Exécutif : Recadrée par Macron sur le RN, Elisabeth Borne réaffirme s’en tenir à sa « feuille de route »

TENSIONS Dans un entretien à « Ouest-France », la Première ministre estime que l’idée d’un remaniement ministériel voire d’une dissolution « n’est pas le sujet du jour »

20 Minutes avec AFP
La Première ministre Elisabeth Borne, à la sortie du Conseil des ministres à l’Elysée le 30 mai 2023.
La Première ministre Elisabeth Borne, à la sortie du Conseil des ministres à l’Elysée le 30 mai 2023. — Jacques Witt

Les tensions perdurent au sommet de l’Etat. En 24 heures, Emmanuel Macron a soufflé le chaud et le froid sur sa relation avec Elisabeth Borne, relançant les doutes sur sa capacité à rester à Matignon alors qu’elle commençait à jouer une petite musique plus personnelle après la crise des retraites.

« Une distance s’est installée » entre les deux têtes de l’exécutif, résume un cadre de la majorité. Elle porte cette fois sur la stratégie à adopter face à l’extrême droite. Devant le gouvernement réuni mardi en Conseil des ministres, le président a recadré sa Première ministre après ses déclarations sur le Rassemblement national « héritier de Pétain ». Ses propos ont fuité dans la presse, donnant l’image d’un chef de l’Etat faisant publiquement la leçon à la cheffe du gouvernement.

Macron assure Borne de sa « confiance »

Puis mercredi, Emmanuel Macron l’a assurée de « toute (sa) confiance », tout en redonnant ses arguments : impossible de battre l’extrême droite simplement « avec des arguments historiques et moraux ». Un proche du chef de l’Etat évoque cependant « un jeu de billard à plusieurs bandes de ceux qui veulent que Borne parte et ont peur qu’elle reste ». C’est dans cette partie de la majorité que se trouveraient ceux qui ont disséminé dans les médias les remarques d’Emmanuel Macron.

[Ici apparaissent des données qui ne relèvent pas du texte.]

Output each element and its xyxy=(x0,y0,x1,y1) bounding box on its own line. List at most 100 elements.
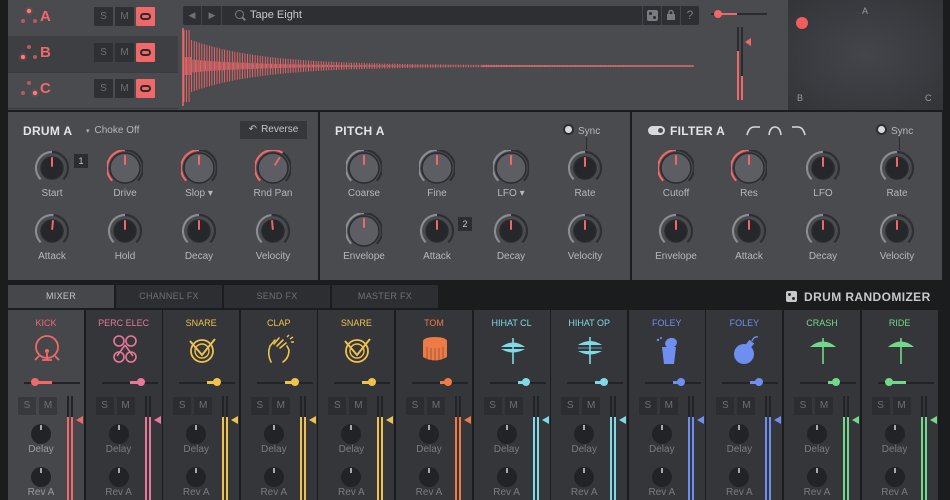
knob-rate[interactable]: Rate xyxy=(862,150,932,210)
pan-slider[interactable] xyxy=(877,378,934,386)
solo-button[interactable]: S xyxy=(250,397,269,415)
xy-pad-handle[interactable] xyxy=(796,17,808,29)
drum-randomizer-button[interactable]: DRUM RANDOMIZER xyxy=(786,290,931,304)
fader-handle-icon[interactable] xyxy=(464,416,471,424)
pan-handle[interactable] xyxy=(832,378,841,386)
solo-button[interactable]: S xyxy=(328,397,347,415)
knob-dial[interactable] xyxy=(658,213,694,249)
knob-dial[interactable] xyxy=(879,150,915,186)
knob-dial[interactable] xyxy=(181,213,217,249)
knob-dial[interactable] xyxy=(419,213,455,249)
solo-button[interactable]: S xyxy=(406,397,424,415)
knob-decay[interactable]: Decay xyxy=(164,213,234,273)
next-sample-button[interactable]: ▶ xyxy=(203,6,222,25)
knob-dial[interactable] xyxy=(879,213,915,249)
knob-dial[interactable] xyxy=(181,150,217,186)
pan-slider[interactable] xyxy=(101,378,158,386)
delay-send-knob[interactable] xyxy=(262,422,286,446)
mute-button[interactable]: M xyxy=(115,43,134,62)
fader-handle-icon[interactable] xyxy=(386,416,394,424)
filter-sync-toggle[interactable]: Sync xyxy=(876,124,913,137)
reverb-send-knob[interactable] xyxy=(650,465,674,489)
knob-cutoff[interactable]: Cutoff xyxy=(641,150,711,210)
channel-fader[interactable] xyxy=(532,396,549,500)
knob-dial[interactable] xyxy=(493,213,529,249)
mixer-channel-hihat-op[interactable]: HIHAT OP S M Delay Rev A xyxy=(551,310,628,500)
fader-handle-icon[interactable] xyxy=(852,416,859,424)
knob-res[interactable]: Res xyxy=(714,150,784,210)
mixer-channel-tom[interactable]: TOM S M Delay Rev A xyxy=(396,310,472,500)
knob-coarse[interactable]: Coarse xyxy=(329,150,399,210)
pitch-sync-toggle[interactable]: Sync xyxy=(563,124,600,137)
mixer-channel-foley[interactable]: FOLEY S M Delay Rev A xyxy=(628,310,705,500)
reverb-send-knob[interactable] xyxy=(184,465,208,489)
mute-button[interactable]: M xyxy=(39,397,57,415)
knob-attack[interactable]: Attack xyxy=(17,213,87,273)
knob-dial[interactable] xyxy=(255,213,291,249)
solo-button[interactable]: S xyxy=(483,397,502,415)
delay-send-knob[interactable] xyxy=(107,422,131,446)
mute-button[interactable]: M xyxy=(737,397,756,415)
highpass-icon[interactable] xyxy=(746,126,760,136)
delay-send-knob[interactable] xyxy=(29,422,53,446)
pan-slider[interactable] xyxy=(256,378,313,386)
mixer-channel-kick[interactable]: KICK S M Delay Rev A xyxy=(8,310,84,500)
knob-dial[interactable] xyxy=(805,150,841,186)
knob-decay[interactable]: Decay xyxy=(476,213,546,273)
knob-dial[interactable] xyxy=(567,150,603,186)
link-button[interactable] xyxy=(136,7,155,26)
pan-slider[interactable] xyxy=(800,378,856,386)
delay-send-knob[interactable] xyxy=(727,422,751,446)
knob-velocity[interactable]: Velocity xyxy=(238,213,308,273)
knob-start[interactable]: Start xyxy=(17,150,87,210)
pan-handle[interactable] xyxy=(444,378,453,386)
pan-slider[interactable] xyxy=(644,378,701,386)
knob-dial[interactable] xyxy=(255,150,291,186)
reverb-send-knob[interactable] xyxy=(572,465,596,489)
delay-send-knob[interactable] xyxy=(805,422,829,446)
pan-slider[interactable] xyxy=(334,378,391,386)
lowpass-icon[interactable] xyxy=(792,126,806,136)
knob-dial[interactable] xyxy=(419,150,455,186)
knob-dial[interactable] xyxy=(34,150,70,186)
pan-slider[interactable] xyxy=(179,378,236,386)
knob-dial[interactable] xyxy=(805,213,841,249)
reverb-send-knob[interactable] xyxy=(339,465,363,489)
knob-lfo[interactable]: LFO ▾ xyxy=(476,150,546,210)
delay-send-knob[interactable] xyxy=(184,422,208,446)
knob-attack[interactable]: Attack xyxy=(714,213,784,273)
reverb-send-knob[interactable] xyxy=(805,465,829,489)
solo-button[interactable]: S xyxy=(94,79,113,98)
waveform-display[interactable] xyxy=(182,28,782,108)
help-button[interactable]: ? xyxy=(680,6,699,25)
channel-fader[interactable] xyxy=(920,396,937,500)
level-marker-icon[interactable] xyxy=(745,38,751,46)
pan-slider[interactable] xyxy=(489,378,546,386)
knob-dial[interactable] xyxy=(731,150,767,186)
pan-handle[interactable] xyxy=(368,378,377,386)
delay-send-knob[interactable] xyxy=(883,422,907,446)
knob-dial[interactable] xyxy=(658,150,694,186)
pan-handle[interactable] xyxy=(599,378,608,386)
mute-button[interactable]: M xyxy=(582,397,601,415)
mute-button[interactable]: M xyxy=(427,397,445,415)
volume-slider[interactable] xyxy=(711,10,767,18)
channel-fader[interactable] xyxy=(299,396,316,500)
knob-dial[interactable] xyxy=(493,150,529,186)
reverb-send-knob[interactable] xyxy=(495,465,519,489)
solo-button[interactable]: S xyxy=(173,397,192,415)
channel-fader[interactable] xyxy=(843,396,859,500)
solo-button[interactable]: S xyxy=(94,7,113,26)
prev-sample-button[interactable]: ◀ xyxy=(183,6,202,25)
fader-handle-icon[interactable] xyxy=(76,416,83,424)
mute-button[interactable]: M xyxy=(659,397,678,415)
knob-dial[interactable] xyxy=(107,213,143,249)
mixer-channel-hihat-cl[interactable]: HIHAT CL S M Delay Rev A xyxy=(473,310,550,500)
pan-slider[interactable] xyxy=(567,378,624,386)
delay-send-knob[interactable] xyxy=(495,422,519,446)
pan-handle[interactable] xyxy=(884,378,893,386)
channel-fader[interactable] xyxy=(610,396,627,500)
reverb-send-knob[interactable] xyxy=(883,465,907,489)
lock-button[interactable] xyxy=(661,6,680,25)
fader-handle-icon[interactable] xyxy=(308,416,316,424)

Le président « m’a assuré de sa confiance et a déclaré que s’il avait eu quelque chose à me dire, il l’aurait fait en tête à tête. Certains, manifestement, ont dû mal comprendre », a relativisé la Première ministre dans un entretien à Ouest-France mis en ligne mercredi soir. « J’ai une feuille de route et je m’y tiens », l’idée d’un remaniement ministériel voire d’une dissolution « n’est pas le sujet du jour », a-t-elle ajouté.

Certains au sein de l’exécutif ont toutefois jugé « violents » les propos du chef de l’Etat, compte tenu de l’histoire personnelle de la Première ministre, dont le père ne s’est jamais remis de la déportation et a mis fin à ses jours quand elle avait 11 ans. Ces dissonances au sommet de l’exécutif s’ajoutent en outre à celles sur le 49.3, qu’Elisabeth Borne ne voulait plus utiliser après avoir échappé de peu à la censure, sur les syndicats qu’elle ne veut pas « brusquer », ou sur la loi immigration qu’elle voulait présenter à l’automne mais va devoir concevoir avant le 14 juillet.

Casser l’image d’une « technocrate froide »

Le politologue Bruno Cautrès y voit pour sa part « une expression d’insatisfaction » du chef de l’Etat à l’égard de sa Première ministre qui, elle, « veut montrer qu’elle n’est pas la technocrate froide qui impose au pays une réforme impopulaire » et veut « redonner un peu d’épaisseur à son personnage ».

En attendant, Elisabeth Borne s’emploie à dérouler sa feuille de route, au mitan des 100 jours que le président lui a donnés pour tourner la page des retraites. Avec en fond une petite musique sociale et écologiste de l’aile gauche de la macronie, dont l’ancienne conseillère de Lionel Jospin est issue.